シナリオに関しては後でもう少し掘り下げます。
*1 厳密に言えばそれぞれの物語は部分部分で繋がっているのですが、本記事では便宜上「独立した物語」とさせていただきます。

他にも文字表現、視覚的表現、音声表現の全てが使えることを活かしている点が挙げられるでしょう。これを特に活かしているのが演出です。具体的なことは文字だと伝えられる気がしないのですが、その片鱗が見えるモノとして下記のPVがあるので是非一度ご覧下さい。そもそもPVとしての出来が凄まじいから誰にでも観てほしい。

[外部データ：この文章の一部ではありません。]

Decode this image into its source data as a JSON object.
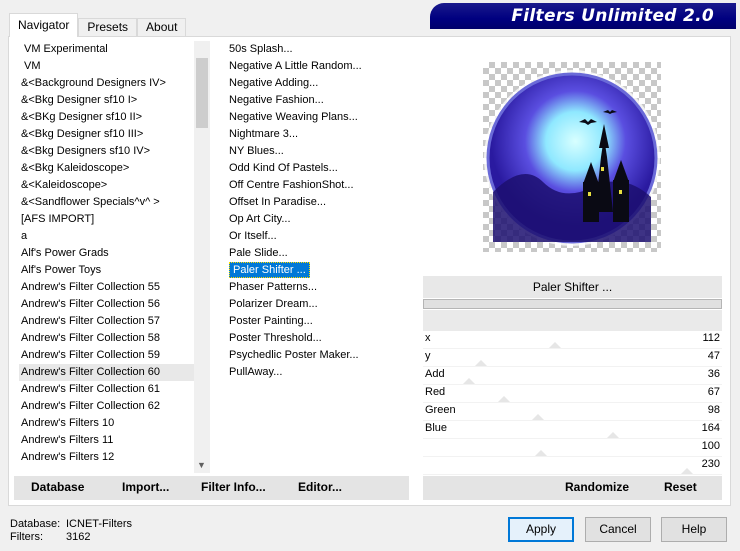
{
  "header": {
    "title": "Filters Unlimited 2.0"
  },
  "tabs": [
    {
      "label": "Navigator",
      "active": true
    },
    {
      "label": "Presets",
      "active": false
    },
    {
      "label": "About",
      "active": false
    }
  ],
  "categories": [
    "VM Experimental",
    "VM",
    "&<Background Designers IV>",
    "&<Bkg Designer sf10 I>",
    "&<BKg Designer sf10 II>",
    "&<Bkg Designer sf10 III>",
    "&<Bkg Designers sf10 IV>",
    "&<Bkg Kaleidoscope>",
    "&<Kaleidoscope>",
    "&<Sandflower Specials^v^ >",
    "[AFS IMPORT]",
    "a",
    "Alf's Power Grads",
    "Alf's Power Toys",
    "Andrew's Filter Collection 55",
    "Andrew's Filter Collection 56",
    "Andrew's Filter Collection 57",
    "Andrew's Filter Collection 58",
    "Andrew's Filter Collection 59",
    "Andrew's Filter Collection 60",
    "Andrew's Filter Collection 61",
    "Andrew's Filter Collection 62",
    "Andrew's Filters 10",
    "Andrew's Filters 11",
    "Andrew's Filters 12"
  ],
  "selected_category_index": 19,
  "filters": [
    "50s Splash...",
    "Negative A Little Random...",
    "Negative Adding...",
    "Negative Fashion...",
    "Negative Weaving Plans...",
    "Nightmare 3...",
    "NY Blues...",
    "Odd Kind Of Pastels...",
    "Off Centre FashionShot...",
    "Offset In Paradise...",
    "Op Art City...",
    "Or Itself...",
    "Pale Slide...",
    "Paler Shifter ...",
    "Phaser Patterns...",
    "Polarizer Dream...",
    "Poster Painting...",
    "Poster Threshold...",
    "Psychedlic Poster Maker...",
    "PullAway..."
  ],
  "selected_filter_index": 13,
  "preview": {
    "filter_name": "Paler Shifter ..."
  },
  "sliders": [
    {
      "label": "x",
      "value": "112",
      "fraction": 0.44
    },
    {
      "label": "y",
      "value": "47",
      "fraction": 0.18
    },
    {
      "label": "Add",
      "value": "36",
      "fraction": 0.14
    },
    {
      "label": "Red",
      "value": "67",
      "fraction": 0.26
    },
    {
      "label": "Green",
      "value": "98",
      "fraction": 0.38
    },
    {
      "label": "Blue",
      "value": "164",
      "fraction": 0.64
    },
    {
      "label": "",
      "value": "100",
      "fraction": 0.39
    },
    {
      "label": "",
      "value": "230",
      "fraction": 0.9
    }
  ],
  "toolbar": {
    "database": "Database",
    "import": "Import...",
    "filter_info": "Filter Info...",
    "editor": "Editor...",
    "randomize": "Randomize",
    "reset": "Reset"
  },
  "status": {
    "database_label": "Database:",
    "database_value": "ICNET-Filters",
    "filters_label": "Filters:",
    "filters_value": "3162"
  },
  "buttons": {
    "apply": "Apply",
    "cancel": "Cancel",
    "help": "Help"
  },
  "colors": {
    "title_bg": "#000080",
    "selection": "#0078d7"
  }
}
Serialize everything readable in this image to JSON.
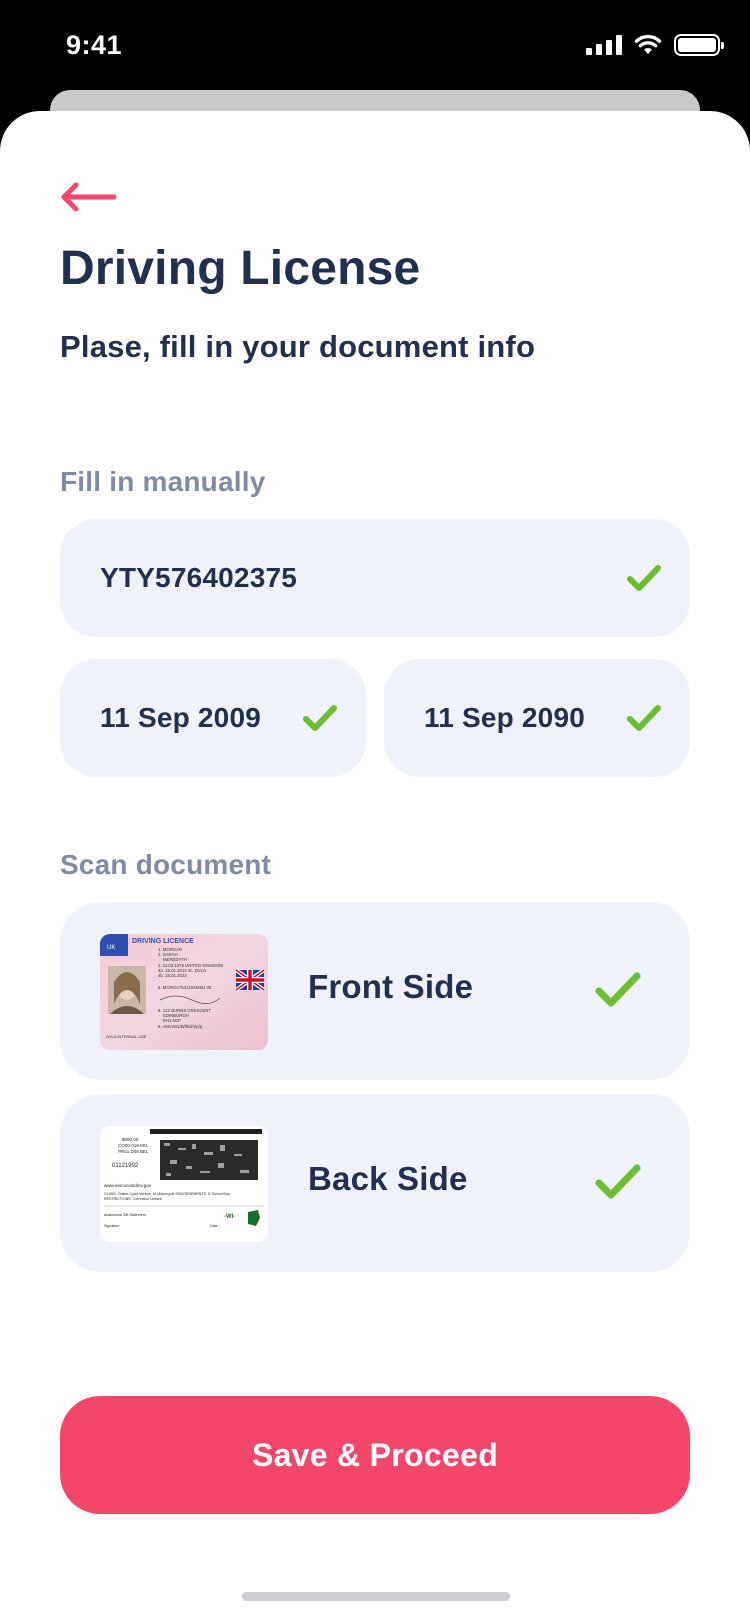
{
  "status_bar": {
    "time": "9:41"
  },
  "header": {
    "title": "Driving License",
    "subtitle": "Plase, fill in your document info"
  },
  "manual": {
    "label": "Fill in manually",
    "license_number": "YTY576402375",
    "issue_date": "11 Sep 2009",
    "expiry_date": "11 Sep 2090"
  },
  "scan": {
    "label": "Scan document",
    "front_label": "Front Side",
    "back_label": "Back Side",
    "front_thumb": {
      "heading": "DRIVING LICENCE",
      "country": "UK",
      "lines": [
        "1. MORGAN",
        "2. SARAH",
        "MEREDYTH",
        "3. 11.03.1976 UNITED KINGDOM",
        "4a. 19.01.2013 4c. DVLA",
        "4b. 18.01.2023",
        "5. MORGA753116SM9IJ 35",
        "8. 122 BURNS CRESCENT",
        "EDINBURGH",
        "EH1 9GP",
        "9. AM/A/B1/B/f/k/l/n/p/q"
      ],
      "footer": "DVLA   INTERNAL USE"
    },
    "back_thumb": {
      "lines": [
        "$090.00",
        "CO00-019-001",
        "PR01 D08 BEL",
        "01121992",
        "www.wisconsindmv.gov",
        "CLASS: Online-Cycle Vehicle, M-Motorcycle  ENDORSEMENTS: S-School Bus",
        "RESTRICTIONS: Corrective Lenses",
        "Anatomical Gift Statement",
        "Signature",
        "Date"
      ],
      "state_mark": "-WI-"
    }
  },
  "actions": {
    "primary": "Save & Proceed"
  },
  "colors": {
    "accent": "#f3466b",
    "text": "#22304f",
    "muted": "#7f8aa3",
    "field_bg": "#eff2fa",
    "check": "#6cbd2f"
  },
  "icons": [
    "back-arrow-icon",
    "check-icon",
    "signal-icon",
    "wifi-icon",
    "battery-icon"
  ]
}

基本的にノベルゲームの視覚的表現は映像表現ではなく一枚絵(スチル・CG)を活かすことにあるのですが、このPVではそれがよく表れていると思います。いわゆる静止画MAD的な演出がそれにあたるでしょうか。
ブルアカは特に1枚絵の使い方が秀逸で他のノベルゲームと比較しても頭一つ抜けて素晴らしいです。

続いて肝心のシナリオはどうでしょうか。
私がブルアカのシナリオで特にすごいと思っているのが幅広い層が楽しめる作りになっているという点です。
ここで言う幅広い層というのは
・魅力的なキャラクターを求めている人
・キャラクターの関係性に魅力を感じる人
・シナリオの面白さを求めている人
・考察を楽しみたい人など
本当に色々な側面で楽しめる作りになっています。それでいてどれも中途半端になっておらず、しっかりと作り込まれているから驚きです。
また、シナリオ自体の出来もかなり評価が高く、特に第三部にあたる『エデン条約編』は本作でも屈指の完成度を誇っています。
本記事ではこの『エデン条約編』をブルアカの物語の一例として軽く紹介します。一例として、と言うのは先述したように独立した物語が複数存在する都合上、具体的な物語の紹介は独立した物語ごとに行う必要があるからです。
では、あらすじから。

ゲーム『ブルーアーカイブ』にて公開されているメインストーリーVol.3のタイトル。
現在は全4章のシナリオが公開されている。

1章から3章はエデン条約を巡るトリニティ*2、ゲヘナ*3、アリウス*4 の陰謀と争乱が補習授業部*5 の視点で描かれ、4章ではアリウスを舞台とした一夜の騒動を、アリウススクワッド*6 とミカ*7 の視点で描かれている。

4つのメインストーリーの総量の内、半分ものボリュームを占める長編で、緻密な伏線、心理描写を通して描かれる青春物語として、高く評価するユーザーが多いシナリオとなっている。

ピクシブ百科事典『エデン条約編』より

*2 *3 *4 それぞれ学園の名称
*5 トリニティのコミュニティの名称
*6 アリウスのコミュニティの名称
*7 トリニティの生徒のひとり

「エデン条約編」PVより(補修授業部)

ブルアカの舞台は学園都市であり組織は学園ごとに分けられているのですが、その中でも特に大規模な学園であるトリニティとゲヘナの長年に渡るいざこざを少しでも解決するために「エデン条約」という取り決めをしましょう、という話です。
すごく抽象的になりますが魅力的なキャラクターとそのキャラクター達の関係性のうつろい、思わず手を止めて考えてしまうセリフやテーマ性、止め時の見つからない物語、気分の良い演出、そして圧倒的読後感……
などなど書いていたらキリがないくらいの良さに溢れた物語になっています。
シナリオの良さを伝える術を持っていないのが悔やまれますが本当に良いシナリオしているので、もしブルアカを始めて頂けたならこのエデン条約編は是非とも完走してもらいたい限りです。

最後に私見を少し。
ここまでノベルゲームとしてブルアカについて書いてきましたが、そもそもブルアカはソシャゲです。そのためプレイヤーの中には普段ノベルゲームに触れないユーザーも多く存在するでしょう。だからこそノベルゲームに触れたことの無い人でも読みやすくなるような工夫が至る所に施されているのかなと思います。故にブルアカはノベルゲームの入口としてとても良い作品だと考えているのです。

ノベルゲームだからこその体験を気軽に手軽にできるブルーアーカイブ。皆様も是非プレイしてみて下さい!

ということでノベルゲーム一作目としてブルアカを薦める記事でした。